Eisen, Hölzer und Torf-Aroma
20.09.2011 - ST JOHANN
Von Christine Tscherner
GOLFCLUB RHEINHESSEN Whisky-Destillerie Laphroaig sponsert Turnier auf dem Wißberg
Die Vermarktungsidee scheint schlau: Golf trifft Whisky. Und Triple Bogey auf Triple wood. Die schottische Destillerie Laphroaig sponserte ein Herrengolf-Turnier auf dem Wißberg. Die anschließende Whisky-Verkostung gehörte zum Programm. Was Eisen, Hölzer und schottisches Moor gemeinsam haben? Die AZ hörte sich um.
Bernsteinfarben schwappt die Flüssigkeit im Glas. „Triple Wood“ steht für in drei verschiedenen Fasstypen gelagerten Whisky. Ein Mann im Schottenrock erklärt geduldig den Einfluss der Holzfässer auf das Aroma. John Campbell ist Destillerie-Manager einer der torfigsten Whiskysorten der Welt. Eigens für die Golfer am Wißberg reiste der Schotte aufs Festland.
Die besten Golfer aus 50 Clubs bundesweit lässt Campbell schnüffeln und schmecken. „Klar, mit dem Whisky-Tasting wird so ein Finale aufgewertet.“ Teilnehmer Dr. Peter Bartsch probiert im Sortiment. „Die Marke Laphroaig kannte ich vorher nicht.“
So wie der Berliner sind 67 Spieler übers Wochenende nach St. Johann gereist. Eingeladen hat eine Frankfurter Vertriebsgesellschaft, die auf die Vermarktung von hochwertigen Spirituosen spezialisiert ist.
Um den Wettstreit am 18-Loch-Platz anzufeuern, lockte eine Reise: eine fünftägige Golf-Tour ins schottische St. Andrews und der Besuch der Insel-Destillerie von Laphroaig.
Sherry-süß und rauchig-torfig - die Kombination ist bei Whisky-Liebhabern geschätzt. Campbell zieht Parallelen zum feinen Rasensport. Lange Tradition, hohe Wertigkeit und Nähe zur Natur. Damit die rheinhessische Kulisse wenigstens ein bisschen schottisch anmutet, begleitet das Tasting ein schottisches Menü und passende Live-Musik.
Zehn Jahre alt sind die jüngsten Jahrgänge in den Flaschen. Für die Edlen mit mindestens 25 Jahren muss der Genießer über 230 Euro berappen. Die Kollektion ist unter dem Apfelbaum im Innenhof aufgebaut. Golferbags parken an der Bruchsteinmauer. Und die Männer genießen sichtlich den Turnierabschluss.
„Wir sprechen die anspruchsvollen Besserverdienenden mit einem hochwertigen Produkt an.“ Katrin Schwamborn macht als Marketing-Managerin keinen Hehl aus der Kampagne.

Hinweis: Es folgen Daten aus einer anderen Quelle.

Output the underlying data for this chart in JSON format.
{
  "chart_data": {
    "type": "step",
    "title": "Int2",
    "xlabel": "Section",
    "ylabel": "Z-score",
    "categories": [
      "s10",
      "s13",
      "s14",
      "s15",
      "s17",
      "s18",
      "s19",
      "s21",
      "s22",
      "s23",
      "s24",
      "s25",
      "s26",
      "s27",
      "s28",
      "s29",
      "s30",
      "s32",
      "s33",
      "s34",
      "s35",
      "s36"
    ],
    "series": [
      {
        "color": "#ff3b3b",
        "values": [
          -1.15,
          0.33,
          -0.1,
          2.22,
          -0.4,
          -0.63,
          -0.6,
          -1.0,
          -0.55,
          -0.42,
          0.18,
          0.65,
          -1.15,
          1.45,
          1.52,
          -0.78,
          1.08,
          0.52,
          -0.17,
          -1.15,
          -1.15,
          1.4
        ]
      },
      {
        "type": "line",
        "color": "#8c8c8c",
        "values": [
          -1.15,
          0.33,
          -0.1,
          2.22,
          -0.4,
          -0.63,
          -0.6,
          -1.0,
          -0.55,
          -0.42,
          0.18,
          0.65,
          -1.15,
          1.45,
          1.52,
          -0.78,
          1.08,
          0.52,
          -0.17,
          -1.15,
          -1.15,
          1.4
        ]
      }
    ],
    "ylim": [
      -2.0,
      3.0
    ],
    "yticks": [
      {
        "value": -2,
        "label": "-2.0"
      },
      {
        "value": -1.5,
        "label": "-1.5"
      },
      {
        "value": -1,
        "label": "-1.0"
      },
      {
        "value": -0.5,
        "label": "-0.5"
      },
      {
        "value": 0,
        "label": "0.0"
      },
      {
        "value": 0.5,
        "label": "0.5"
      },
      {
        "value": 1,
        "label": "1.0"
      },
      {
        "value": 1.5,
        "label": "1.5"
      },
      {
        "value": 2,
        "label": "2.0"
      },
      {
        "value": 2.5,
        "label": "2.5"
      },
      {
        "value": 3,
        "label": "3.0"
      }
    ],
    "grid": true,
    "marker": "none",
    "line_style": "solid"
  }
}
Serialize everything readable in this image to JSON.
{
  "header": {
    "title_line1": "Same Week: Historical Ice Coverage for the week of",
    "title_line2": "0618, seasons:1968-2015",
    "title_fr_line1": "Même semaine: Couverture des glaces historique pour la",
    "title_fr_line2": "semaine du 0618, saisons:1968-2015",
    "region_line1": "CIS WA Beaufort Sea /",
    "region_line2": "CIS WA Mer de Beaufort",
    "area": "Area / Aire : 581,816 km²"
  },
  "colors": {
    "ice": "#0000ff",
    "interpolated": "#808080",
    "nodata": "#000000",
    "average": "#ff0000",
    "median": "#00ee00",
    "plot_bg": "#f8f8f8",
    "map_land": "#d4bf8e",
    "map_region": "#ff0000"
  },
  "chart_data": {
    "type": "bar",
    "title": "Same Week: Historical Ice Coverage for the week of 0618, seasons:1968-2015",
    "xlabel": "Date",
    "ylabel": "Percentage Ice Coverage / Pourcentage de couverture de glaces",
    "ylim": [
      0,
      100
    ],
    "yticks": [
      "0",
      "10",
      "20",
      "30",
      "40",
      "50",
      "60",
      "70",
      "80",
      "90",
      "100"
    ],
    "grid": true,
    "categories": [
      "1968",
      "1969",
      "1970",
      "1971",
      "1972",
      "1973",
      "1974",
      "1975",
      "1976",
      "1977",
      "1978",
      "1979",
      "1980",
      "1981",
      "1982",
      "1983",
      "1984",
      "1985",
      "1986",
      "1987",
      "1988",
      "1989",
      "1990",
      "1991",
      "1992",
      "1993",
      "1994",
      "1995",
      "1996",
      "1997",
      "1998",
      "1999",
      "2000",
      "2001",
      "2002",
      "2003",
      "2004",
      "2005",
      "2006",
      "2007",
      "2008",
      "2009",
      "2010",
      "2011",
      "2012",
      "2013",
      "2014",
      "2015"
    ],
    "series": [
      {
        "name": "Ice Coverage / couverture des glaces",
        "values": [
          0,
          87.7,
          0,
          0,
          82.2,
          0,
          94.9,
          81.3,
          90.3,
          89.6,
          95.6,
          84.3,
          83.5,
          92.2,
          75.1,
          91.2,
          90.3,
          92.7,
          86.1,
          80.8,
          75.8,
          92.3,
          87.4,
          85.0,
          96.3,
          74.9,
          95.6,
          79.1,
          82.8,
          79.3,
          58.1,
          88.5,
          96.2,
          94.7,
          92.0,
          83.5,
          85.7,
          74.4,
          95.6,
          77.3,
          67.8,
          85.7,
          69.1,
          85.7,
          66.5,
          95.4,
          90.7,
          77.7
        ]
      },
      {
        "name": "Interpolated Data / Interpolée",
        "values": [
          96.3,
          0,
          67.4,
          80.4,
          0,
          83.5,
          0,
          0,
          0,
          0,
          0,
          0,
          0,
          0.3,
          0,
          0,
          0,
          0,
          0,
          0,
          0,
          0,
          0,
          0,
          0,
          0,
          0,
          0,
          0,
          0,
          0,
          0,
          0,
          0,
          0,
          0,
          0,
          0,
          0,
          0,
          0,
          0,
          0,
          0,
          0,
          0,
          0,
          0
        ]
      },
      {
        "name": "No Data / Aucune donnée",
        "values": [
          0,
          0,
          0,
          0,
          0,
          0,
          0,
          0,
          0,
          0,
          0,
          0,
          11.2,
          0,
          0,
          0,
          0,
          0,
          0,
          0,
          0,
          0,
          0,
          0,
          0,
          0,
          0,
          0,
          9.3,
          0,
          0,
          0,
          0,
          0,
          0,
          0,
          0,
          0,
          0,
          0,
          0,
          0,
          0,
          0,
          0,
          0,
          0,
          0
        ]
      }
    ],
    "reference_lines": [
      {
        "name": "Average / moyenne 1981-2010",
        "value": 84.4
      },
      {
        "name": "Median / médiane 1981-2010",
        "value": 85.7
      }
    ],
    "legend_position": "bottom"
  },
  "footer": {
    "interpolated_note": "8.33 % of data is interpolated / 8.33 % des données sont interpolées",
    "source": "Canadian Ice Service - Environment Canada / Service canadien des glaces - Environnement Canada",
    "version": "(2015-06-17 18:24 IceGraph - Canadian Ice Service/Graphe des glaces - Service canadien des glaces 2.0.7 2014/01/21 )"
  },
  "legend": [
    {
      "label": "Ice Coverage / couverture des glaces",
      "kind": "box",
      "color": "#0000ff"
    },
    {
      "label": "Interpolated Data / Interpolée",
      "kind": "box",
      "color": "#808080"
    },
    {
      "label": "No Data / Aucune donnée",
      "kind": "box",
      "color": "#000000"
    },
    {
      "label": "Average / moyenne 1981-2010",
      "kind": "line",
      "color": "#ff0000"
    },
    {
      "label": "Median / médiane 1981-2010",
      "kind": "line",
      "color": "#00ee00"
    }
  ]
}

Die Zielgruppe möglichst passgenau umwerben, das ist ihr Job. „Männliche Golfer sind für uns ideal.“ Single Malt Whisky gilt als Herrengetränk - und wer seine Freizeit auf feinen Rasenplätzen verbringt, der kann kein Hungerleider sein.
„Unsere schöne und zentrale Lage war ein wichtiger Faktor für das Finalturnier“, weiß Dirk Eckgold. Der Geschäftsführer des Golfclubs Rheinhessen erntet Schulterklopfen seiner Kollegen von Norderney bis Ruhrpolding. „Eine wirklich schöne Anlage.“
Und ganz nebenbei präsentierten die 67 Spieler auf dem Bergplateau auch richtig guten Golf-Sport. „Drei über Par ist für so einen Cup bestens“, ordnet Eckgold ein. Wer drei Schläge über dem Durchschnittswert der Besten auf dem Platz bis zum Loch benötigt, der spielt einen „Triple Bogey“. Auf einem fremden Platz gilt das als stolze Leistung.
Der Golfclub Rheinhessen sorgt mit spektakulären Turnieren immer wieder für Schlagzeilen. Golf spielen für den Erhalt des Mainzer Doms hat mittlerweile Tradition. Startgebühren landen in Hilfskassen für karitative Zwecke. Der Verein erntet viele Sympathien für Benefiz-Golf verknüpft mit Spendenschecks.
Kommentare am Rande dürften Touristiker freuen: Das Turnier mitten in der Lese weckte Lust auf mehr Wein-Entdeckungen. „Wir kommen nächstes Jahr um die gleiche Zeit wieder nach Rheinhessen - dann zur Wein-Verkostung“, verspricht die aufgekratzte Herrenrunde.